Der Titel der Ausstellung, Schneckenprinzessin, spiegelt auch das starke Verlangen wider, im Subtext eine Vorstellungswelt der weiblichen Kraft anklingen zu lassen. Eine offene Anspielung an die Figur Tsunade aus dem Manga Naruto von Masashi Kishimoto, die im Japanischen auch „Namekuji Hime“ genannt wird und eine Frau mit unvergleichlicher physischer Stärke verkörpert. Bei dem Titel handelt es sich um eine deutsche Übersetzung, die auch im französischen Argot-Ausdruck „schneck“, der sich auf das weibliche Geschlechtsorgan bezieht, eine Bedeutung findet. „Schneckenprinzessin“ wird somit zu einem stolz auf die Fahne geschriebenen Titel, der das Frausein als Stärke proklamiert.

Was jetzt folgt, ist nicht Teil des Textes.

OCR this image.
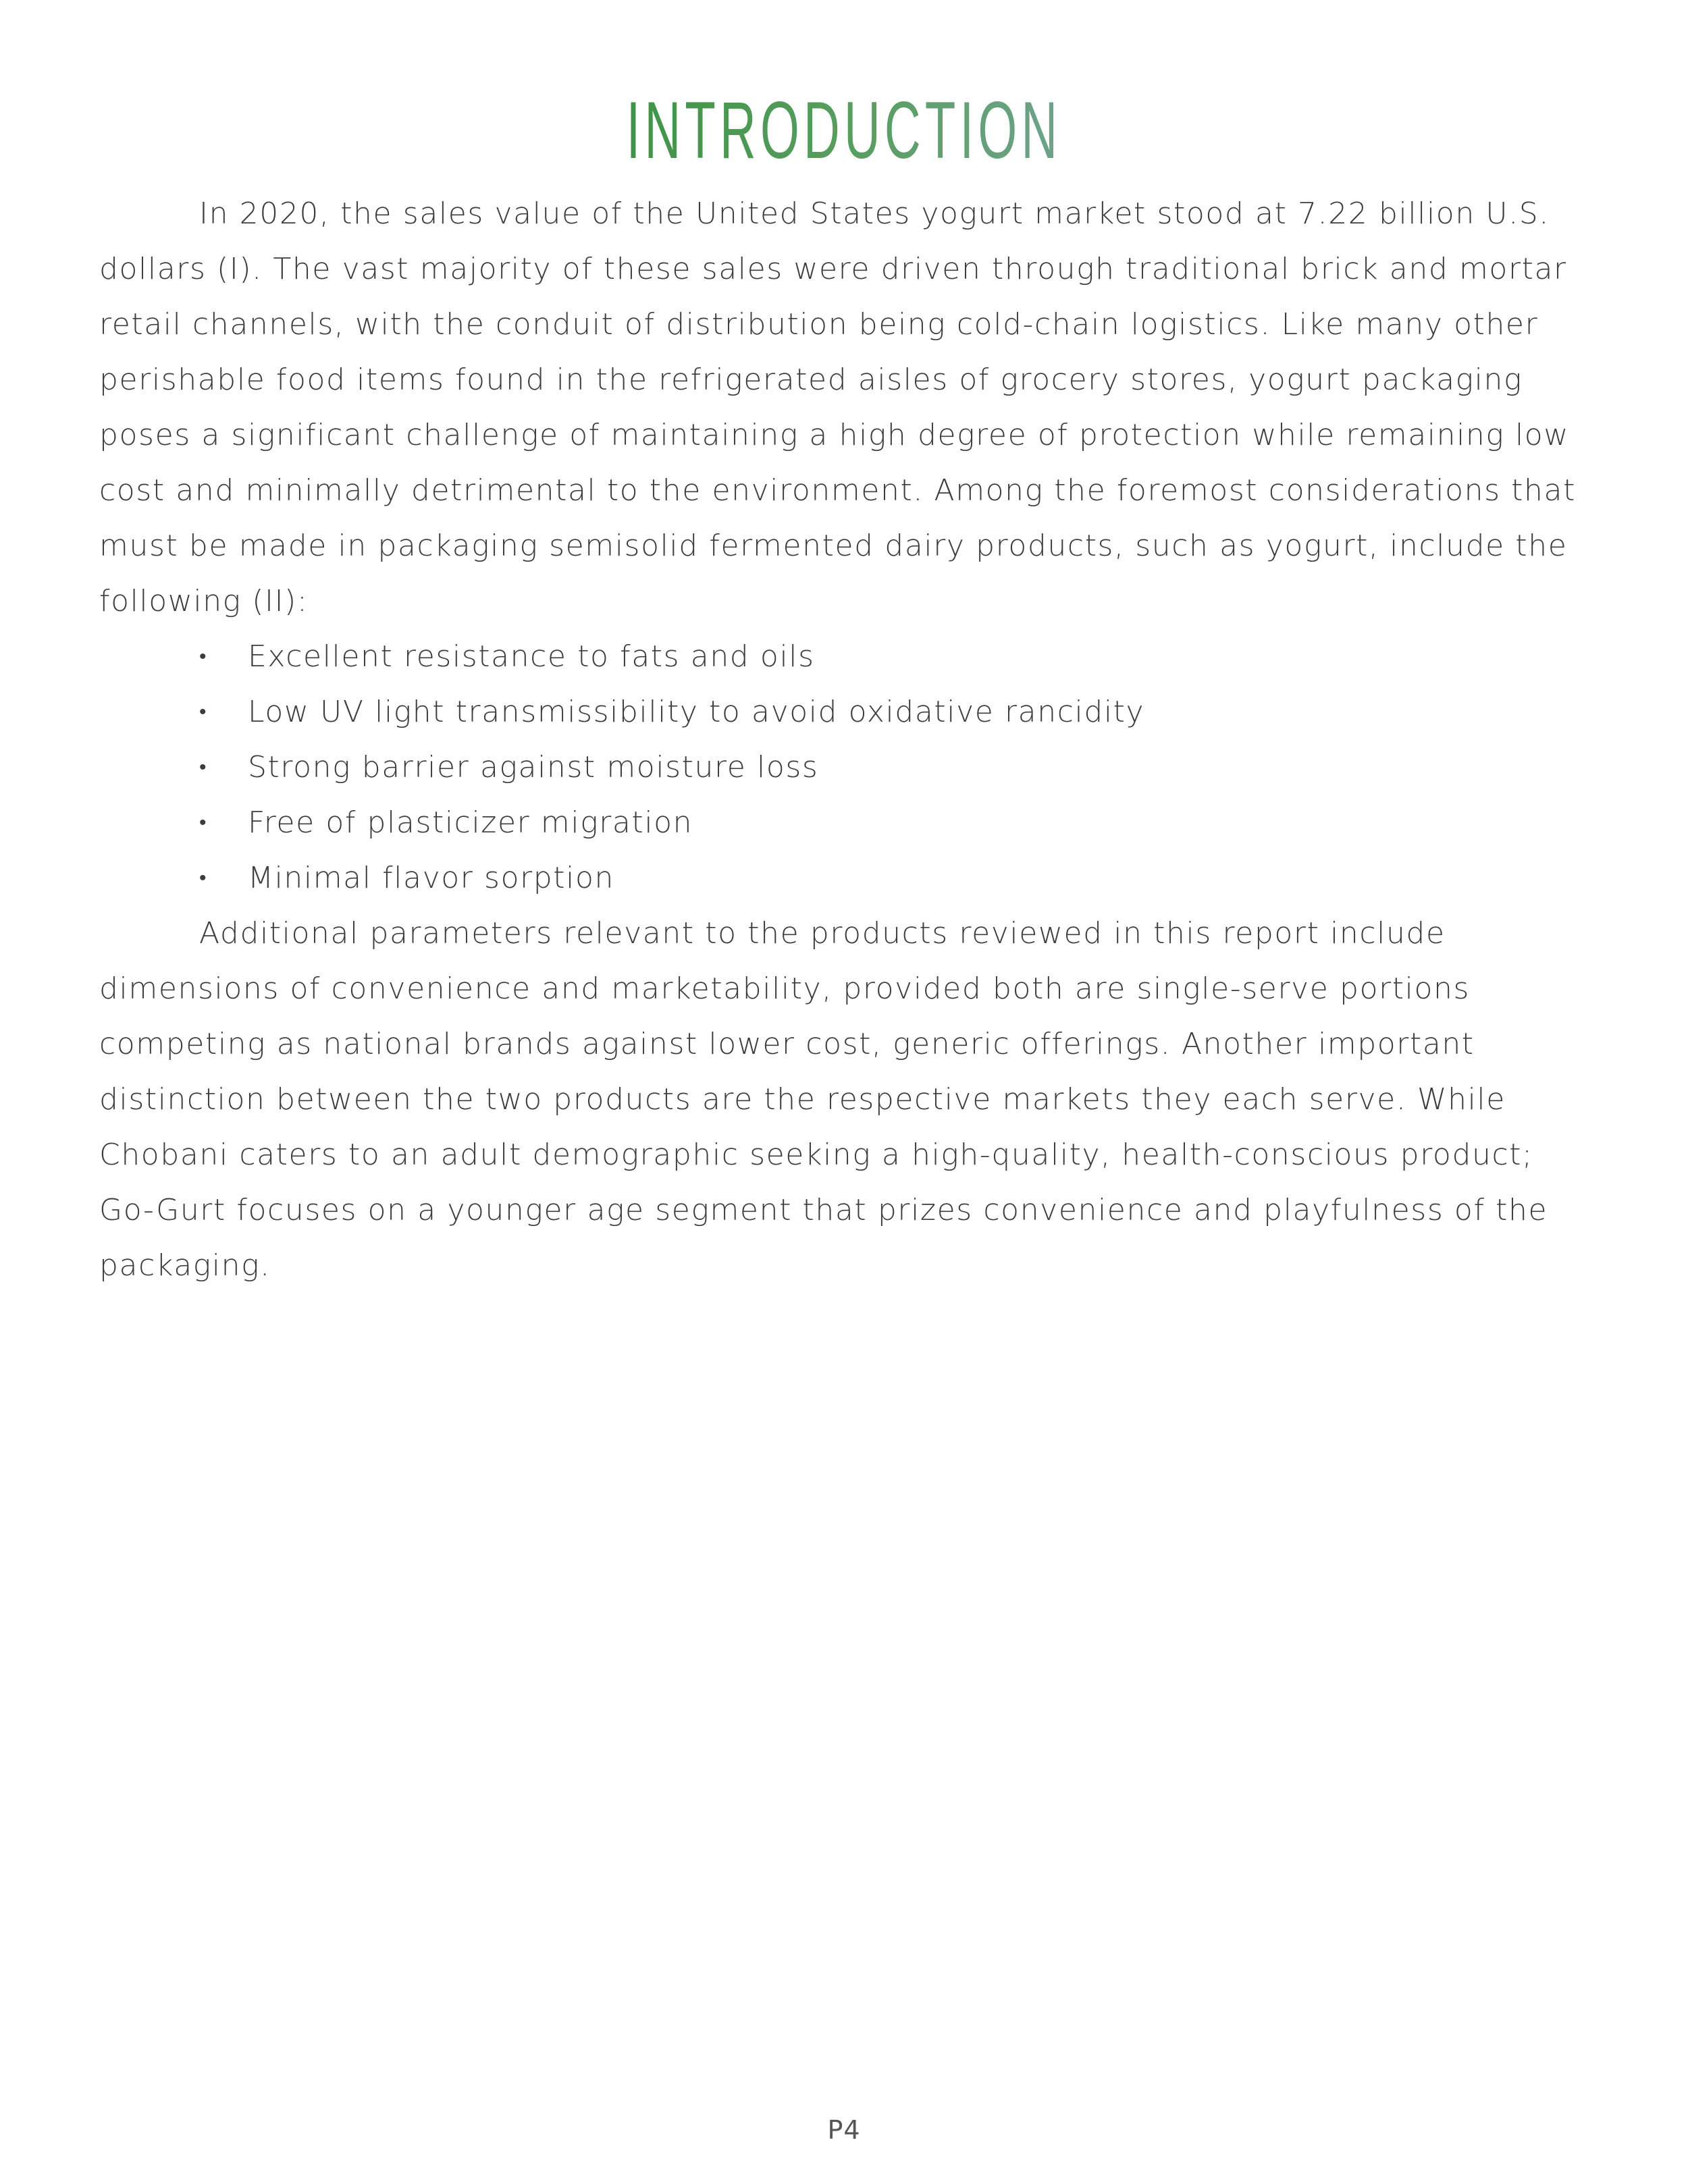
INTRODUCTION

In 2020, the sales value of the United States yogurt market stood at 7.22 billion U.S. dollars (I). The vast majority of these sales were driven through traditional brick and mortar retail channels, with the conduit of distribution being cold-chain logistics. Like many other perishable food items found in the refrigerated aisles of grocery stores, yogurt packaging poses a significant challenge of maintaining a high degree of protection while remaining low cost and minimally detrimental to the environment. Among the foremost considerations that must be made in packaging semisolid fermented dairy products, such as yogurt, include the following (II):

• Excellent resistance to fats and oils
• Low UV light transmissibility to avoid oxidative rancidity
• Strong barrier against moisture loss
• Free of plasticizer migration
• Minimal flavor sorption

Additional parameters relevant to the products reviewed in this report include dimensions of convenience and marketability, provided both are single-serve portions competing as national brands against lower cost, generic offerings. Another important distinction between the two products are the respective markets they each serve. While Chobani caters to an adult demographic seeking a high-quality, health-conscious product; Go-Gurt focuses on a younger age segment that prizes convenience and playfulness of the packaging.

P4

Die Nacktkiemer, die als Inspiration für die im Zentrum der Ausstellung stehenden Werke (Skulpturen, aber auch Plüschtiere) dienen, sind Meeresnacktschnecken. Ihren Namen haben sie ihren äußeren, freiliegenden Kiemen zu verdanken. Diese sind sowohl eines ihrer wichtigsten Organe als auch eine visuelle Warnung an ihre Fressfeinde, da sie in leuchtenden Farben erstrahlen, um Giftigkeit vorzutäuschen. Wie die landbewohnenden Nacktschnecken sind Meeresnacktschnecken Hermaphroditen. Lola Barrett arbeitet seit mehreren Jahren daran, diese intime Erzählform mit den Nacktkiemern als Alter Ego zu entwickeln. Diese utopische Kulisse zeigt, was nach der Abfolge von Hoch- und Niedrigwasser zurückbleibt. Wir befinden uns in einer fiktiven und postapokalyptischen Zukunft: Weiche, glänzende, schimmernde Körper liegen erstarrt auf dem Boden, zwischen wogenden, luftgefüllten Algen, die aus synthetischen Stoffen zusammengesetzt sind, wie um die früheren Totems des fossilen Zeitalters zu verspotten.
Les Vitrines verwandeln sich in ein Diorama oder Aquarium und fungieren als gläsernes Zuhause für die neuen Bewohner:innen der Biosphäre, die sich weder so ganz dem Festland noch der Tiefsee zuordnen lassen, sondern vielmehr von jeglicher biologischer Kategorisierung in durch ein Fortpflanzungsbedürfnis zur Selbsterhaltung gekennzeichnete Gattungen ausgenommen sind. Durch die Wellen, die sich jahrhundertelang immer weiter ins Landesinnere fraßen, gelangte der Meeresgrund an die Oberfläche.
Lola Barrett, geboren 1993 in Paris, lebt und arbeitet in Brüssel und Paris. Im Rahmen ihres ersten Masters in Medien, Design und zeitgenössische Kunst an der Universität Paris 8 widmete sie ihre Forschungsarbeit der Klanglandschaft, dem städtischen Raum und den anthropologischen Bezügen zum Klang im öffentlichen Raum. 2021 absolvierte sie einen zweiten Master in Spekulativer Narration an der École de Recherche Graphique in Brüssel und entwickelte dabei einen videografischen und bildhauerischen Ansatz. So veränderte sich ihr praktisches Arbeiten vom Klanglichen hin zum Visuellen, woraus lebendige Werke und multisensorische Installationen hervorgingen.
Im Bereich der plastischen Arbeiten beschäftigt sich Lola Barrett mit Fragen der Lebenswelten von Lebewesen und damit, wie diese sich untereinander beeinflussende Beziehungen herstellen: zwischen dem Lebendigen und dem Nichtlebendigen ebenso wie zwischen dem Gebiet und seiner historischen Narrativität bis hin zu der Art, wie die Menschheit sich dieser bemächtigt. Ihre Werke bestehen aus lauter Elementen, die sich zu Szenen zusammensetzen, in denen sie die Geschichten verkörpert, die sie erzählt. Alles ist eine Frage der Kulisse, jedes der gefertigten Stücke gibt einen Teil der Erzählung preis und stellt gleichermaßen selbst ein vollwertiges plastisches Kunstwerk dar.